There is a hardware intrinsics table for each platform that supports hardware intrinsics: currently `_TARGET_XARCH_` and `TARGET_ARM64_`. They live in hwintrinsiclistxarch.h and hwintrinsiclistarm64.h respectively.

These tables are intended to capture information that can assist in making the implementation as data-driven as possible.

Note that the x86/x64 implementation is shared, while currently the Arm64 intrinsics are not shared with Arm. Where there is overlap between Arm and Arm64, it may be reasonable to implement those intrinsics in a shared space, to leverage both API and JIT implementation.

### IR

The hardware intrinsics nodes are generally imported as `GenTreeHWIntrinsic` nodes, with the `GT_HWIntrinsic` operator. On these nodes:
* The `gtHWIntrinsicId` field contains the intrinsic ID, as declared in the hardware intrinsics table
* The `gtSIMDBaseType` field indicates the "base type" (generic type argument).
* The `gtSIMDSize` field indicates the full byte width of the vector (e.g. 16 bytes for `Vector128<T>`).

### Lowering

As described here: https://github.com/dotnet/coreclr/blob/master/Documentation/botr/ryujit-overview.md#lowering, Lowering is responsible for transforming the IR in such a way that the control flow, and any register requirements, are fully exposed. This includes determining what instructions can be "contained" in another, such as immediates or addressing modes. For the hardware intrinsics, these are done in the target-specific methods `Lowering::LowerHWIntrinsic()` and `Lowering::ContainCheckHWIntrinsic()`.

The main consideration here is whether there are child nodes that are folded into the generated instruction. These may be:
* An immediate operand
* A memory operand

It is the job of `Lowering` to perform the necessary legality checks, and then to mark them as contained (`GenTree::SetContained()`) as appropriate.

### Register Allocation

The register allocator has three main passes.

The `LinearScan::buildNode` method is responsible for identifying all register references in the IR, and constructing the `RefPosition`s that represent those references, for each node.
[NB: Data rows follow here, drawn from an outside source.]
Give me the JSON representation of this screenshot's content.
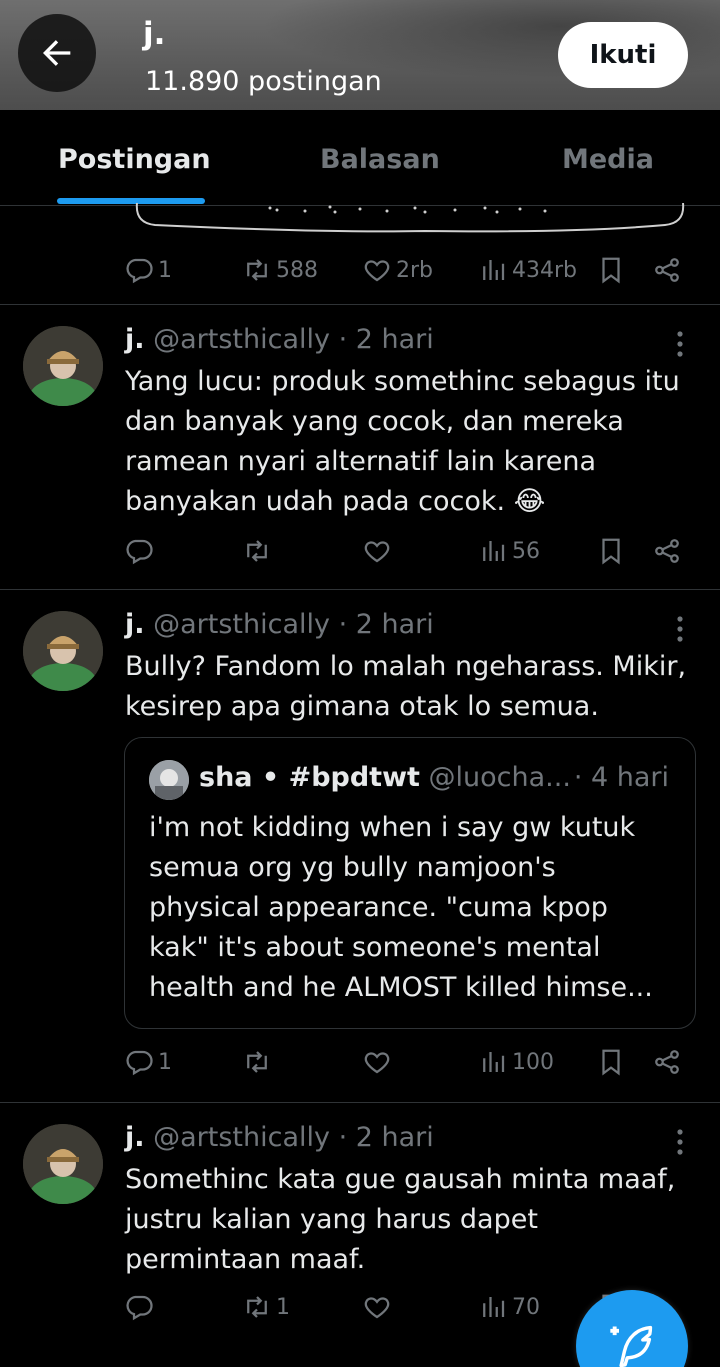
{
  "header": {
    "name": "j.",
    "post_count": "11.890 postingan",
    "follow_label": "Ikuti"
  },
  "tabs": [
    {
      "label": "Postingan",
      "active": true
    },
    {
      "label": "Balasan",
      "active": false
    },
    {
      "label": "Media",
      "active": false
    }
  ],
  "partial_post": {
    "replies": "1",
    "reposts": "588",
    "likes": "2rb",
    "views": "434rb"
  },
  "posts": [
    {
      "name": "j.",
      "handle": "@artsthically",
      "time": "· 2 hari",
      "text": "Yang lucu: produk somethinc sebagus itu\ndan banyak yang cocok, dan mereka\nramean nyari alternatif lain karena\nbanyakan udah pada cocok. 😂",
      "replies": "",
      "reposts": "",
      "likes": "",
      "views": "56"
    },
    {
      "name": "j.",
      "handle": "@artsthically",
      "time": "· 2 hari",
      "text": "Bully? Fandom lo malah ngeharass. Mikir,\nkesirep apa gimana otak lo semua.",
      "quote": {
        "name": "sha • #bpdtwt",
        "handle": "@luocha...",
        "time": "· 4 hari",
        "text": "i'm not kidding when i say gw kutuk\nsemua org yg bully namjoon's\nphysical appearance. \"cuma kpop\nkak\" it's about someone's mental\nhealth and he ALMOST killed himse..."
      },
      "replies": "1",
      "reposts": "",
      "likes": "",
      "views": "100"
    },
    {
      "name": "j.",
      "handle": "@artsthically",
      "time": "· 2 hari",
      "text": "Somethinc kata gue gausah minta maaf,\njustru kalian yang harus dapet\npermintaan maaf.",
      "replies": "",
      "reposts": "1",
      "likes": "",
      "views": "70"
    }
  ],
  "colors": {
    "accent": "#1d9bf0",
    "muted": "#71767b",
    "divider": "#2f3336",
    "text": "#e7e9ea"
  }
}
For hardware intrinsics it delegates this function to `LinearScan::buildHWIntrinsic()` and the `LinearScan::getKillSetForHWIntrinsic()` method is responsible for generating kill `RefPositions` for these nodes.

The other thing to be aware of is that the calling convention for large vectors (256-bit vectors on x86, and 128-bit vectors on Arm64) does not preserve the upper half of the callee-save vector registers. As a result, this require some special modeling in the register allocator. See the places where `FEATURE_PARTIAL_SIMD_CALLEE_SAVE` appears in the code. This code, fortunately, requires little differentiation between the two platforms.

## Code Generation

By design, the actual code generation is fairly straightforward, since the hardware intrinsics are intended to each map to a specific target instructions. Much of the implementation of the x86 intrinsics is table-driven. 

## Encoding

The only thing that makes the hardware intrinsics different in the area of instruction encodings is that they depend on many instructions (and their encodings) that are not used in any context other than the implementation of the associated hardware intrinsic.

The encodings are largely specified by `coreclr\src\jit\instrs{arch}.h`, and most of the target-specific code is in the `emit{arch}.*` files.

This is an area of the JIT that could use some redesign and refactoring (https://github.com/dotnet/coreclr/issues/23006 and https://github.com/dotnet/coreclr/issues/21441 among others).

## Testing

The tests for the hardware intrinsics reside in the coreclr/tests/src/JIT/HardwareIntrinsics directory.

Many of the tests are generated programmatically from templates. See `coreclr\tests\src\JIT\HardwareIntrinsics\General\Shared\GenerateTests.csx`. We would like to see most, if not all, of the remaining tests converted to use this mechanism.